Visando ativistas LGBTI

Ativistas e associações LGBTI também têm enfrentado crescente assédio por parte das autoridades. Os ativistas queer Saif Ayadi, Assala Madoukhi e Mira Ben Salah foram convocados para interrogatório várias vezes, mais recentemente em outubro e novembro de 2024. A polícia os interrogou sobre seu ativismo, seu trabalho com organizações da sociedade civil e sua participação em protestos. Mira Ben Salah, que é uma ativista trans e coordenadora do escritório da Damj em Sfax, foi submetida a repetidos interrogatórios em relação ao trabalho da organização, incluindo com migrantes e refugiados.

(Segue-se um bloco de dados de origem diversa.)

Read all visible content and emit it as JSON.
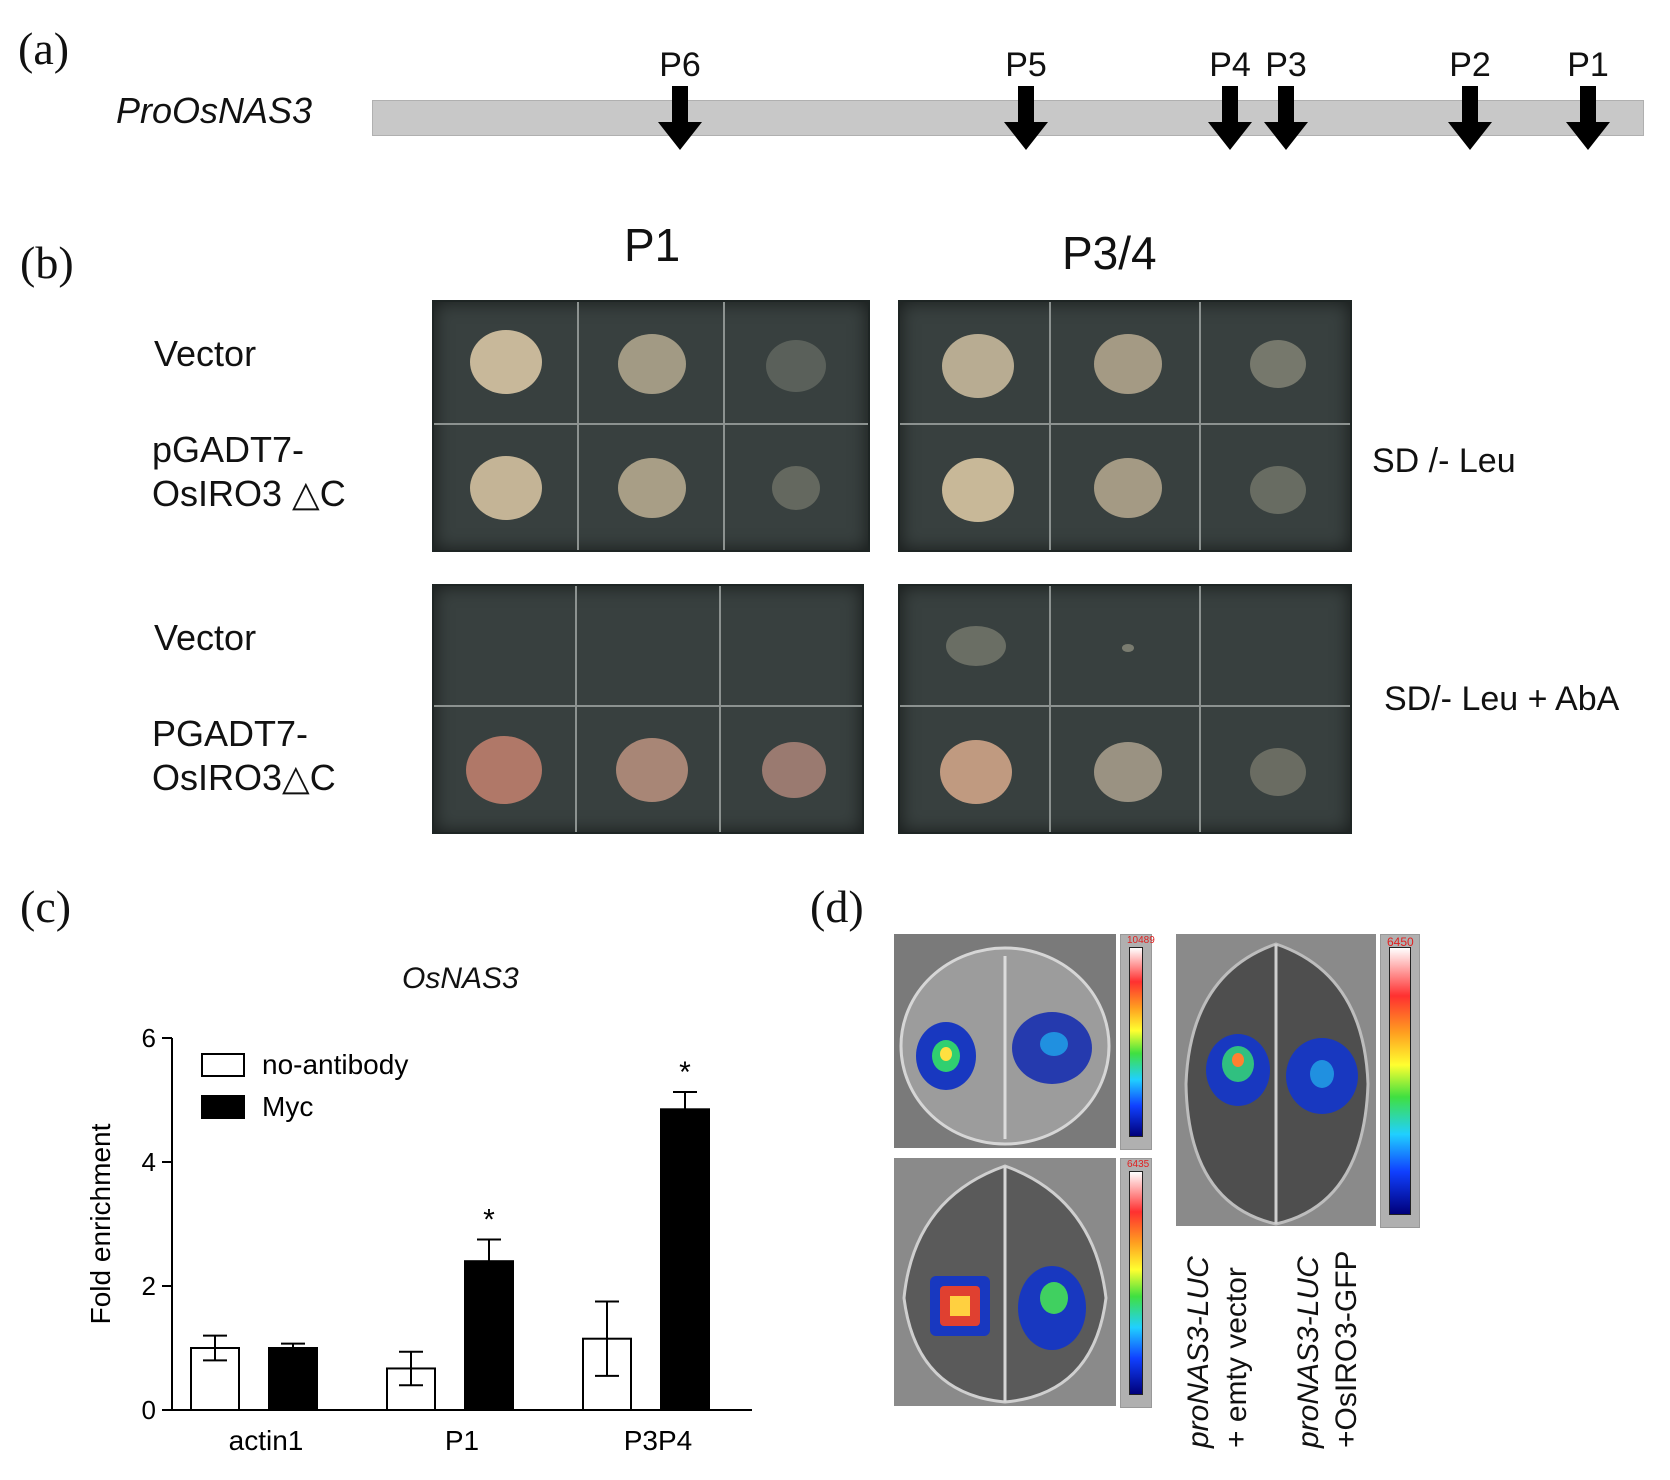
{
  "panels": {
    "a": "(a)",
    "b": "(b)",
    "c": "(c)",
    "d": "(d)"
  },
  "promoter": {
    "name": "ProOsNAS3",
    "markers": [
      "P6",
      "P5",
      "P4",
      "P3",
      "P2",
      "P1"
    ]
  },
  "yeast": {
    "col_headers": [
      "P1",
      "P3/4"
    ],
    "row_labels_top": {
      "r1": "Vector",
      "r2_line1": "pGADT7-",
      "r2_line2": "OsIRO3 △C"
    },
    "row_labels_bottom": {
      "r1": "Vector",
      "r2_line1": "PGADT7-",
      "r2_line2": "OsIRO3△C"
    },
    "conditions": [
      "SD /- Leu",
      "SD/- Leu + AbA"
    ]
  },
  "chart_data": {
    "type": "bar",
    "title": "OsNAS3",
    "ylabel": "Fold enrichment",
    "xlabel": "",
    "categories": [
      "actin1",
      "P1",
      "P3P4"
    ],
    "ylim": [
      0,
      6
    ],
    "yticks": [
      "0",
      "2",
      "4",
      "6"
    ],
    "series": [
      {
        "name": "no-antibody",
        "values": [
          1.0,
          0.67,
          1.15
        ],
        "errors": [
          0.2,
          0.27,
          0.6
        ],
        "color": "#ffffff"
      },
      {
        "name": "Myc",
        "values": [
          1.0,
          2.4,
          4.85
        ],
        "errors": [
          0.07,
          0.35,
          0.28
        ],
        "color": "#000000"
      }
    ],
    "annotations": [
      "*",
      "*"
    ],
    "legend": "top-left"
  },
  "luc": {
    "scale_values": [
      "10489",
      "6435",
      "6450"
    ],
    "labels": {
      "left_line1": "proNAS3-LUC",
      "left_line2": "+ emty vector",
      "right_line1": "proNAS3-LUC",
      "right_line2": "+OsIRO3-GFP"
    }
  }
}
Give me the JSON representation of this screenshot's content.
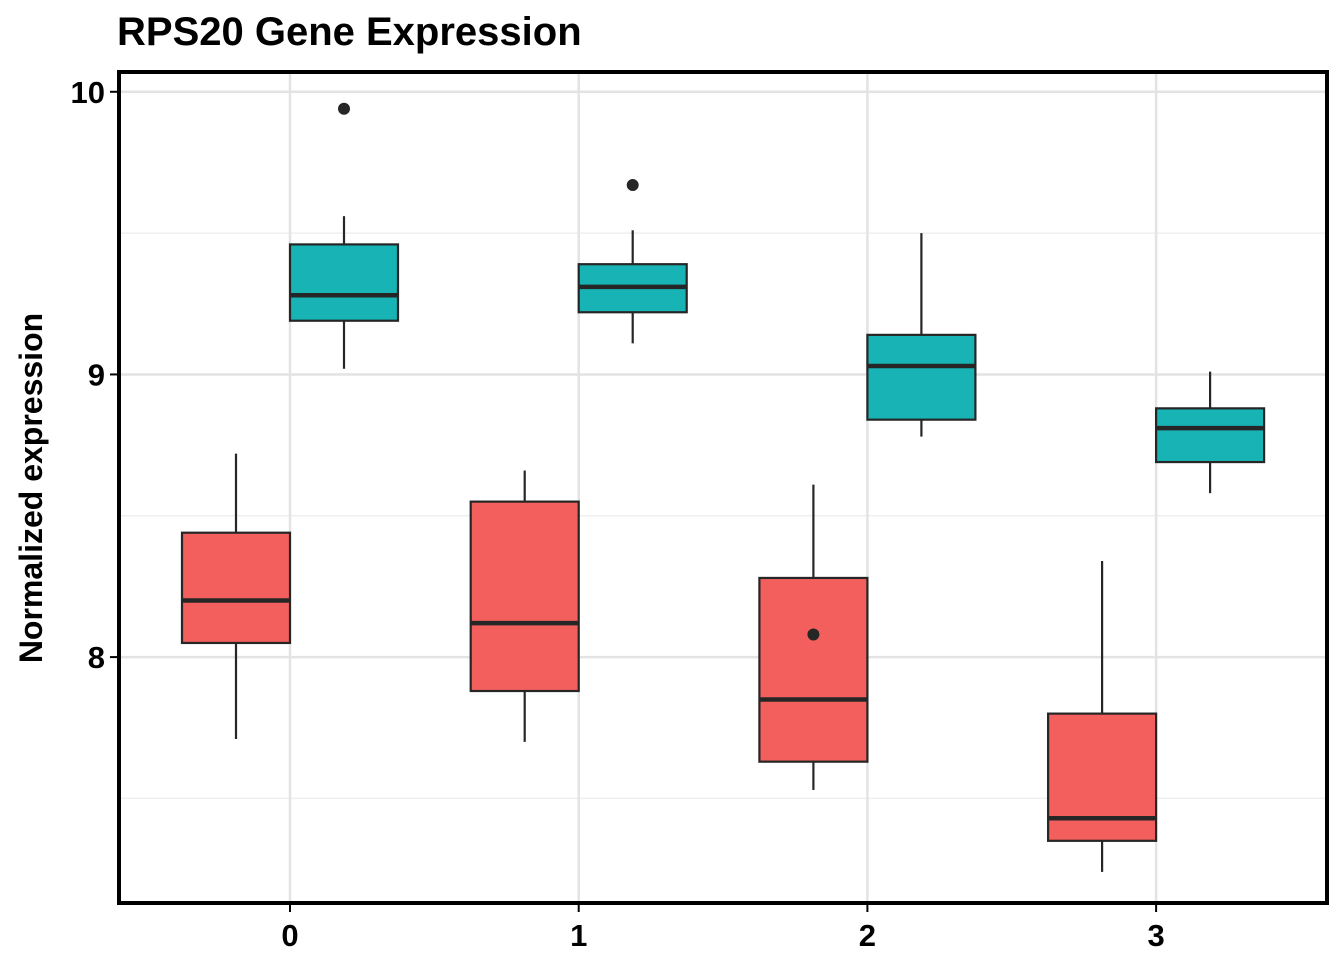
{
  "chart_data": {
    "type": "boxplot",
    "title": "RPS20 Gene Expression",
    "xlabel": "",
    "ylabel": "Normalized expression",
    "categories": [
      "0",
      "1",
      "2",
      "3"
    ],
    "ylim": [
      7.13,
      10.07
    ],
    "yticks": [
      8,
      9,
      10
    ],
    "grid": true,
    "legend": "none",
    "series": [
      {
        "color": "#F25F5C",
        "boxes": [
          {
            "category": "0",
            "whisker_low": 7.71,
            "q1": 8.05,
            "median": 8.2,
            "q3": 8.44,
            "whisker_high": 8.72,
            "outliers": []
          },
          {
            "category": "1",
            "whisker_low": 7.7,
            "q1": 7.88,
            "median": 8.12,
            "q3": 8.55,
            "whisker_high": 8.66,
            "outliers": []
          },
          {
            "category": "2",
            "whisker_low": 7.53,
            "q1": 7.63,
            "median": 7.85,
            "q3": 8.28,
            "whisker_high": 8.61,
            "outliers": [
              8.08
            ]
          },
          {
            "category": "3",
            "whisker_low": 7.24,
            "q1": 7.35,
            "median": 7.43,
            "q3": 7.8,
            "whisker_high": 8.34,
            "outliers": []
          }
        ]
      },
      {
        "color": "#17B3B5",
        "boxes": [
          {
            "category": "0",
            "whisker_low": 9.02,
            "q1": 9.19,
            "median": 9.28,
            "q3": 9.46,
            "whisker_high": 9.56,
            "outliers": [
              9.94
            ]
          },
          {
            "category": "1",
            "whisker_low": 9.11,
            "q1": 9.22,
            "median": 9.31,
            "q3": 9.39,
            "whisker_high": 9.51,
            "outliers": [
              9.67
            ]
          },
          {
            "category": "2",
            "whisker_low": 8.78,
            "q1": 8.84,
            "median": 9.03,
            "q3": 9.14,
            "whisker_high": 9.5,
            "outliers": []
          },
          {
            "category": "3",
            "whisker_low": 8.58,
            "q1": 8.69,
            "median": 8.81,
            "q3": 8.88,
            "whisker_high": 9.01,
            "outliers": []
          }
        ]
      }
    ]
  }
}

Mira está enfrentando múltiplas acusações relacionadas ao seu trabalho com a Damj e está aguardando o resultado da investigação. Em julho de 2023 e fevereiro de 2024, Mira Ben Salah apresentou queixas ao Ministério Público no Tribunal de Primeira Instância em Sfax sobre seu repetido assédio pela polícia. Ela disse à Anistia Internacional: “Fui convocada e interrogada tantas vezes por causa do meu trabalho e do meu ativismo, mas quando apresentei queixas de assédio, ameaças e violência que enfrentei, eles não me chamaram para testemunhar nem levaram minhas queixas a sério.” Ela acrescentou que, embora a investigação das autoridades contra ela estivesse progredindo rapidamente, a investigação sobre suas próprias queixas não fez nenhum progresso.